Aktuelle Währungseffekte und vor allem die Marktunsicherheiten vor dem Hintergrund der US-Zollpolitik haben die Nabaltec AG veranlasst, ihre Umsatzprognose für das Geschäftsjahr 2025 anzupassen.
Das Schwandorfer Unternehmen, das im Vorjahr einen Umsatz von 203,6 Millionen Euro erzielt hatte, geht demnach davon aus, in diesem Jahr um bis zu zwei Prozent weniger erwirtschaften zu können. Nabaltec war in der ursprünglichen Prognose noch von einem Umsatzanstieg gegenüber dem Vorjahr von drei bis fünf Prozent ausgegangen.

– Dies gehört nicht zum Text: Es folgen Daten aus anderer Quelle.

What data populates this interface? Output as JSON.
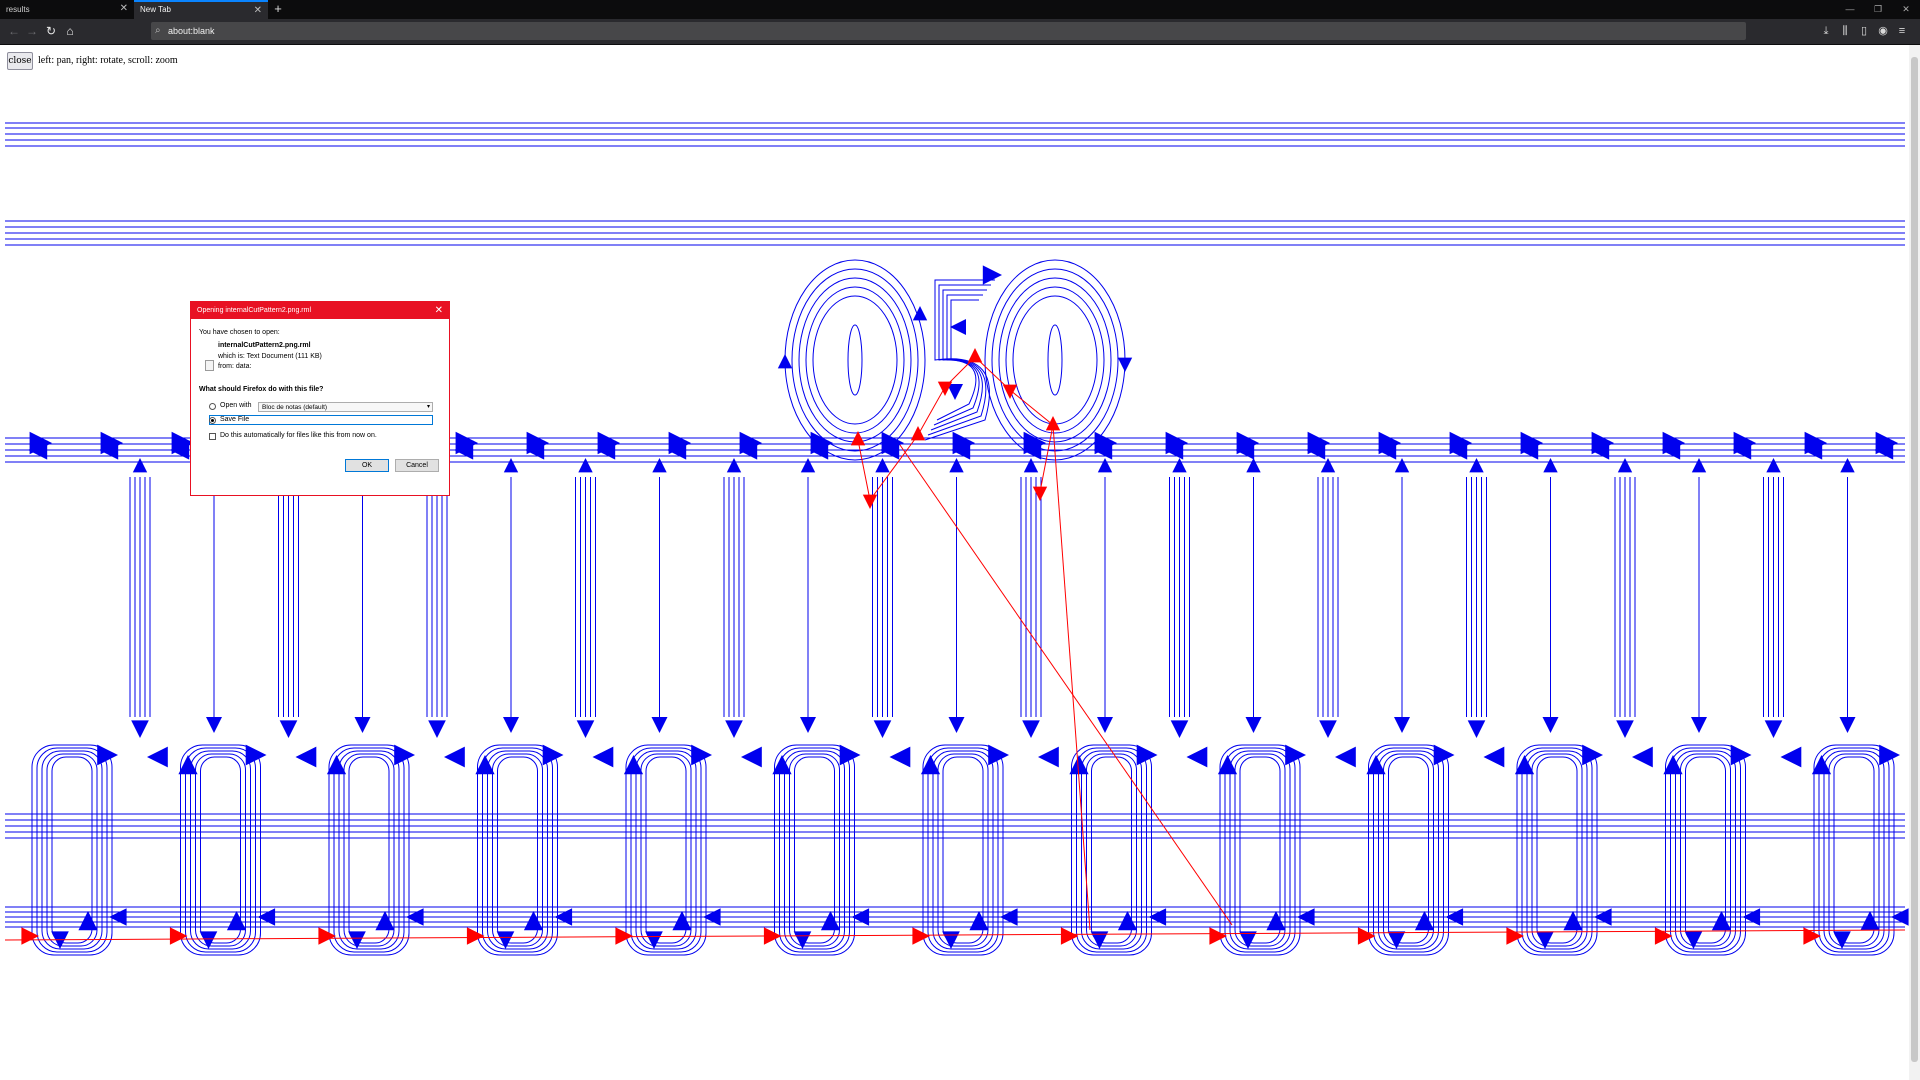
{
  "browser": {
    "tabs": [
      {
        "label": "results",
        "active": false
      },
      {
        "label": "New Tab",
        "active": true
      }
    ],
    "new_tab_symbol": "+",
    "url": "about:blank",
    "window_controls": [
      "—",
      "❐",
      "✕"
    ],
    "nav_icons": [
      "back-icon",
      "forward-icon",
      "reload-icon",
      "home-icon"
    ],
    "toolbar_icons": [
      "download-icon",
      "library-icon",
      "sidebar-icon",
      "account-icon",
      "menu-icon"
    ]
  },
  "page": {
    "close_label": "close",
    "hint": "left: pan, right: rotate, scroll: zoom",
    "colors": {
      "path": "#0000ee",
      "cut": "#ff0000",
      "background": "#ffffff"
    }
  },
  "dialog": {
    "title": "Opening internalCutPattern2.png.rml",
    "chosen_text": "You have chosen to open:",
    "filename": "internalCutPattern2.png.rml",
    "which_is": "which is: Text Document (111 KB)",
    "from": "from: data:",
    "question": "What should Firefox do with this file?",
    "open_with_label": "Open with",
    "open_with_app": "Bloc de notas (default)",
    "save_file_label": "Save File",
    "auto_label": "Do this automatically for files like this from now on.",
    "ok_label": "OK",
    "cancel_label": "Cancel",
    "accent": "#e81123"
  }
}
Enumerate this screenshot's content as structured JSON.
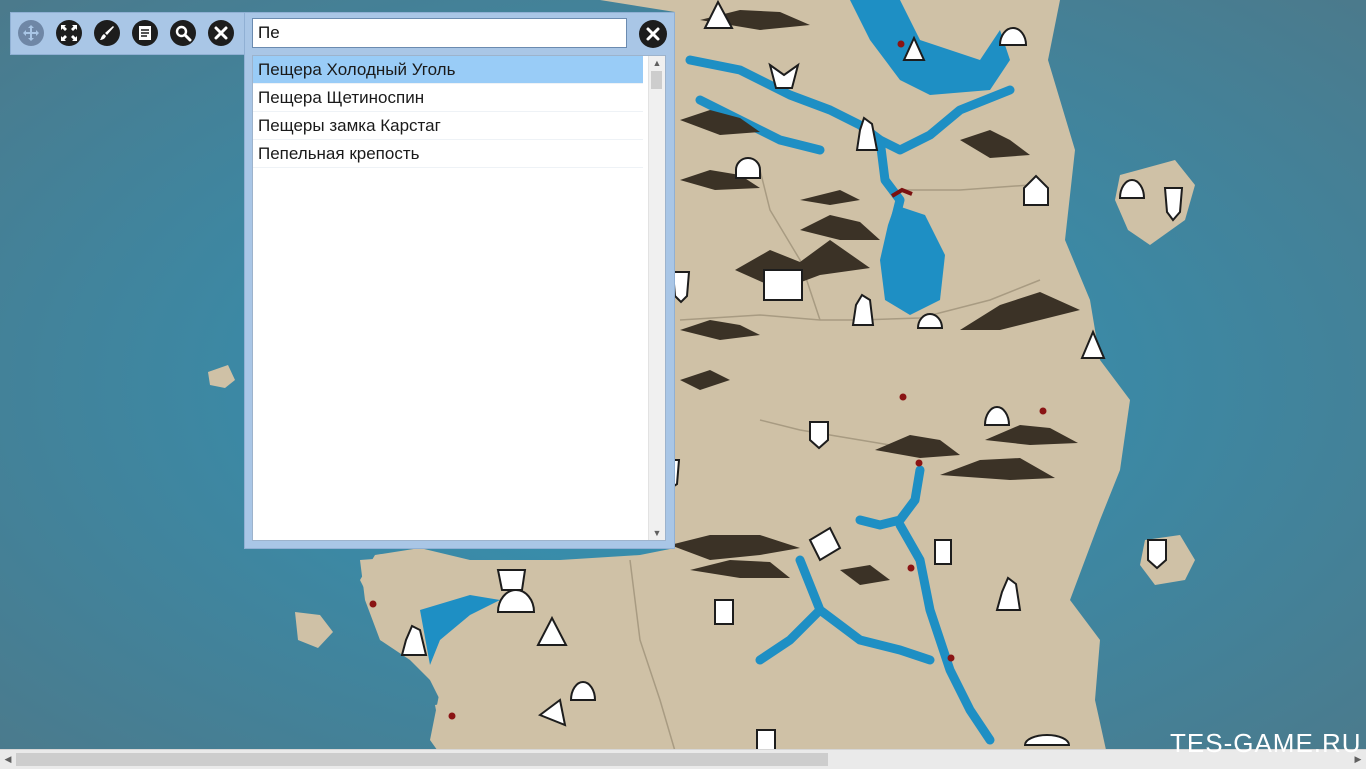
{
  "toolbar": {
    "buttons": [
      {
        "name": "move-button",
        "icon": "move-icon",
        "enabled": false
      },
      {
        "name": "fullscreen-button",
        "icon": "expand-icon",
        "enabled": true
      },
      {
        "name": "style-button",
        "icon": "brush-icon",
        "enabled": true
      },
      {
        "name": "notes-button",
        "icon": "notes-icon",
        "enabled": true
      },
      {
        "name": "search-button",
        "icon": "search-icon",
        "enabled": true
      },
      {
        "name": "close-button",
        "icon": "close-icon",
        "enabled": true
      }
    ]
  },
  "search": {
    "value": "Пе",
    "clear_icon": "close-icon"
  },
  "results": [
    {
      "label": "Пещера Холодный Уголь",
      "selected": true
    },
    {
      "label": "Пещера Щетиноспин",
      "selected": false
    },
    {
      "label": "Пещеры замка Карстаг",
      "selected": false
    },
    {
      "label": "Пепельная крепость",
      "selected": false
    }
  ],
  "watermark": "TES-GAME.RU",
  "colors": {
    "water": "#3f7f97",
    "land": "#cfc1a6",
    "river": "#1e8fc4",
    "panel": "#a9c6e6",
    "selected_row": "#99ccf7"
  }
}
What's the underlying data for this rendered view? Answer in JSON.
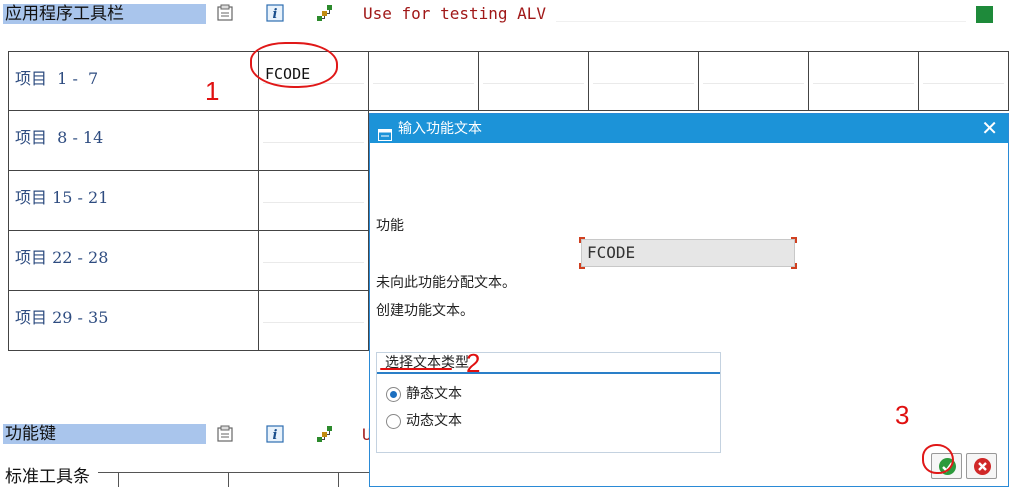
{
  "toolbar_app": {
    "label": "应用程序工具栏",
    "title_text": "Use for testing ALV"
  },
  "grid": {
    "rows": [
      {
        "label": "项目  1 -  7"
      },
      {
        "label": "项目  8 - 14"
      },
      {
        "label": "项目 15 - 21"
      },
      {
        "label": "项目 22 - 28"
      },
      {
        "label": "项目 29 - 35"
      }
    ],
    "first_cell_value": "FCODE"
  },
  "annotations": {
    "one": "1",
    "two": "2",
    "three": "3"
  },
  "dialog": {
    "title": "输入功能文本",
    "close_glyph": "✕",
    "function_label": "功能",
    "function_value": "FCODE",
    "msg_not_assigned": "未向此功能分配文本。",
    "msg_create": "创建功能文本。",
    "group_title": "选择文本类型",
    "radio_static": "静态文本",
    "radio_dynamic": "动态文本",
    "selected_text_type": "静态文本"
  },
  "toolbar_func": {
    "label": "功能键",
    "truncated_text": "U"
  },
  "std_toolbar": {
    "label": "标准工具条"
  },
  "colors": {
    "section_bg": "#a9c5ec",
    "dialog_title_bg": "#1c93d8",
    "annotation_red": "#e01010",
    "title_text_red": "#a01818",
    "green_status": "#1e8a3a"
  },
  "icons": {
    "toolbar": [
      "display-icon",
      "info-icon",
      "hierarchy-icon"
    ],
    "dialog_ok": "checkmark-icon",
    "dialog_cancel": "cancel-icon"
  }
}
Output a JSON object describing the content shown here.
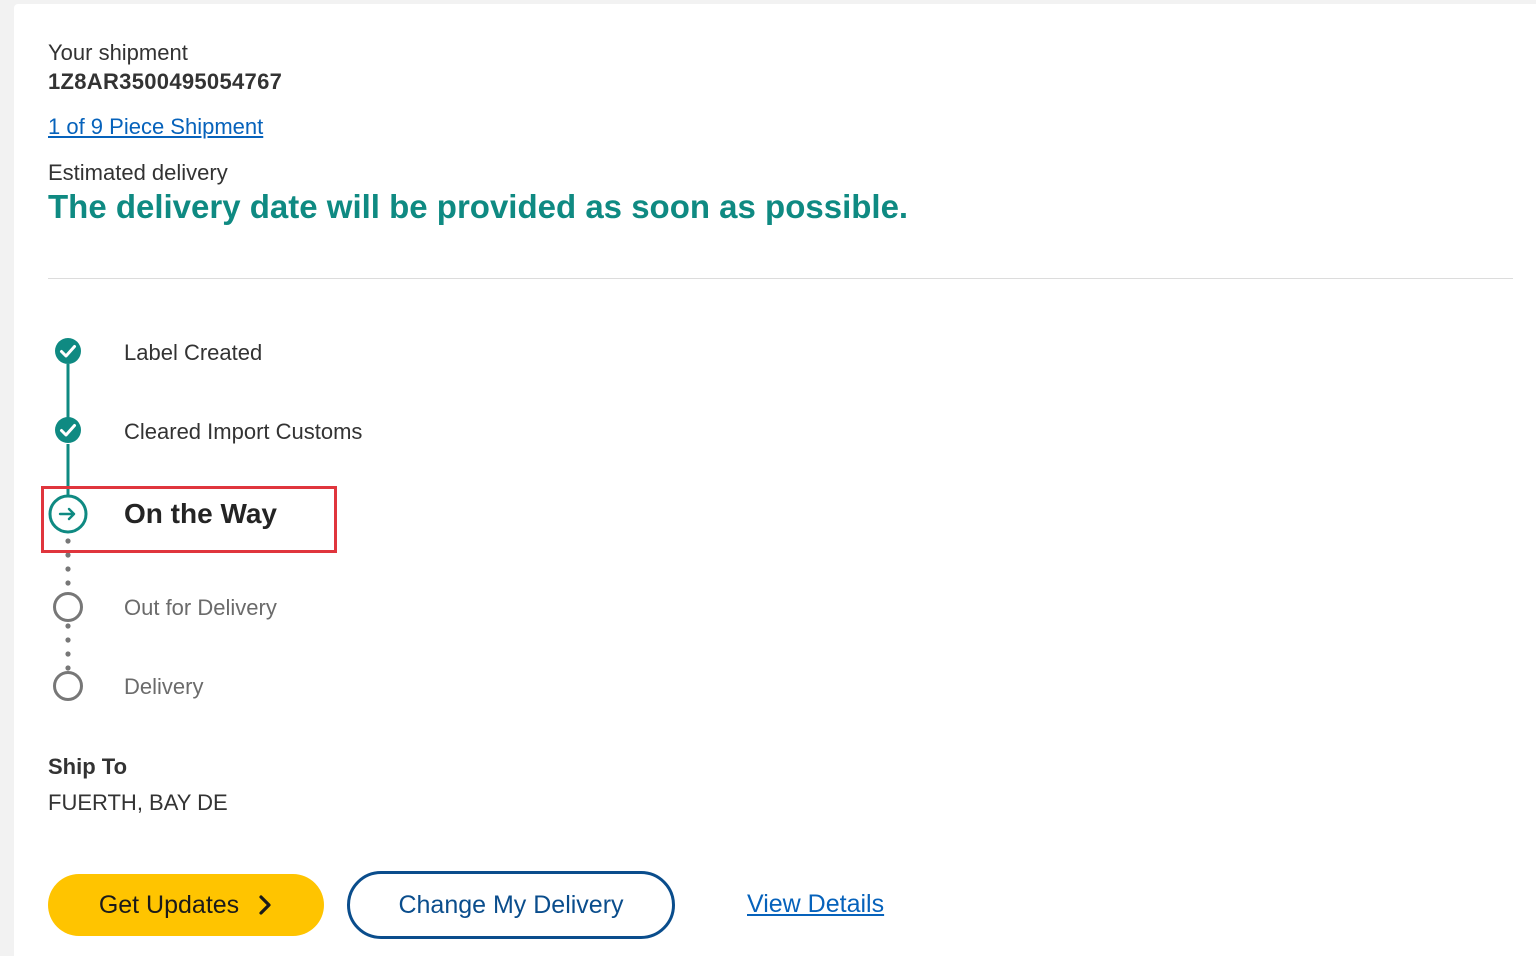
{
  "shipment": {
    "label": "Your shipment",
    "tracking_number": "1Z8AR3500495054767",
    "piece_link": "1 of 9 Piece Shipment"
  },
  "delivery": {
    "estimated_label": "Estimated delivery",
    "message": "The delivery date will be provided as soon as possible."
  },
  "timeline": {
    "steps": [
      {
        "label": "Label Created",
        "status": "complete"
      },
      {
        "label": "Cleared Import Customs",
        "status": "complete"
      },
      {
        "label": "On the Way",
        "status": "current"
      },
      {
        "label": "Out for Delivery",
        "status": "pending"
      },
      {
        "label": "Delivery",
        "status": "pending"
      }
    ]
  },
  "ship_to": {
    "label": "Ship To",
    "value": "FUERTH, BAY DE"
  },
  "actions": {
    "get_updates": "Get Updates",
    "change_delivery": "Change My Delivery",
    "view_details": "View Details"
  },
  "colors": {
    "teal": "#0f8a82",
    "link": "#0662bb",
    "yellow": "#ffc400",
    "navy": "#0a4d8c",
    "highlight": "#e0353d"
  }
}
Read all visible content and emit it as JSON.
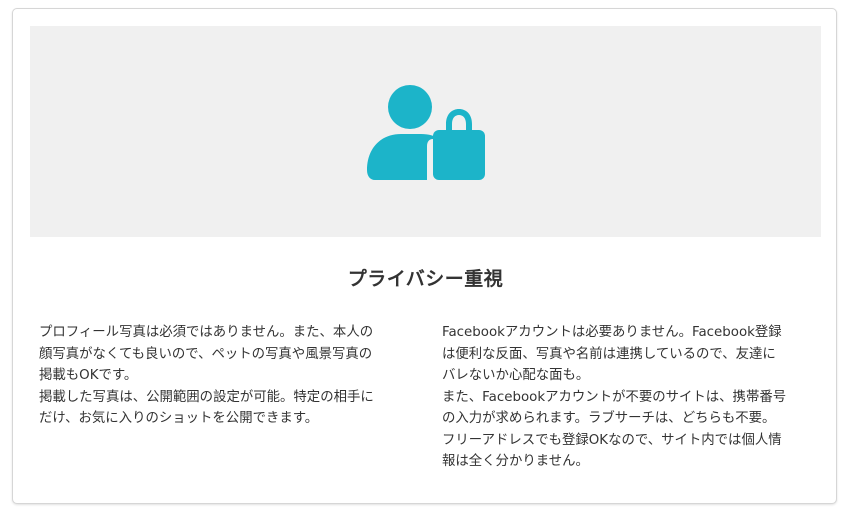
{
  "section": {
    "icon": "user-lock-icon",
    "icon_color": "#1cb4c9",
    "title": "プライバシー重視",
    "left_paragraphs": [
      "プロフィール写真は必須ではありません。また、本人の\n顔写真がなくても良いので、ペットの写真や風景写真の\n掲載もOKです。",
      "掲載した写真は、公開範囲の設定が可能。特定の相手に\nだけ、お気に入りのショットを公開できます。"
    ],
    "right_paragraphs": [
      "Facebookアカウントは必要ありません。Facebook登録\nは便利な反面、写真や名前は連携しているので、友達に\nバレないか心配な面も。",
      "また、Facebookアカウントが不要のサイトは、携帯番号\nの入力が求められます。ラブサーチは、どちらも不要。\nフリーアドレスでも登録OKなので、サイト内では個人情\n報は全く分かりません。"
    ]
  }
}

Als Belastung für die Entwicklung von Nabaltec nennt das Unternehmen in einer Pressemitteilung auch die anhaltend schwache Nachfrage nach Produkten für die Feuerfestindustrie sowie die E-Mobilität. Beim operativen Ergebnis, also beim Gewinn vor Zinsen und Steuer (EBIT), hält man dagegen an der Bandbreite von sieben bis neun Prozent fest. 2024 hatte diese Marge bei 10,8 Prozent gelegen. Im ersten Halbjahr 2025 war ein Gewinn von 8,9 Millionen Euro erzielt worden gegenüber 10,9 Millionen Euro im Vorjahr. Nabaltec produziert in Deutschland und den USA.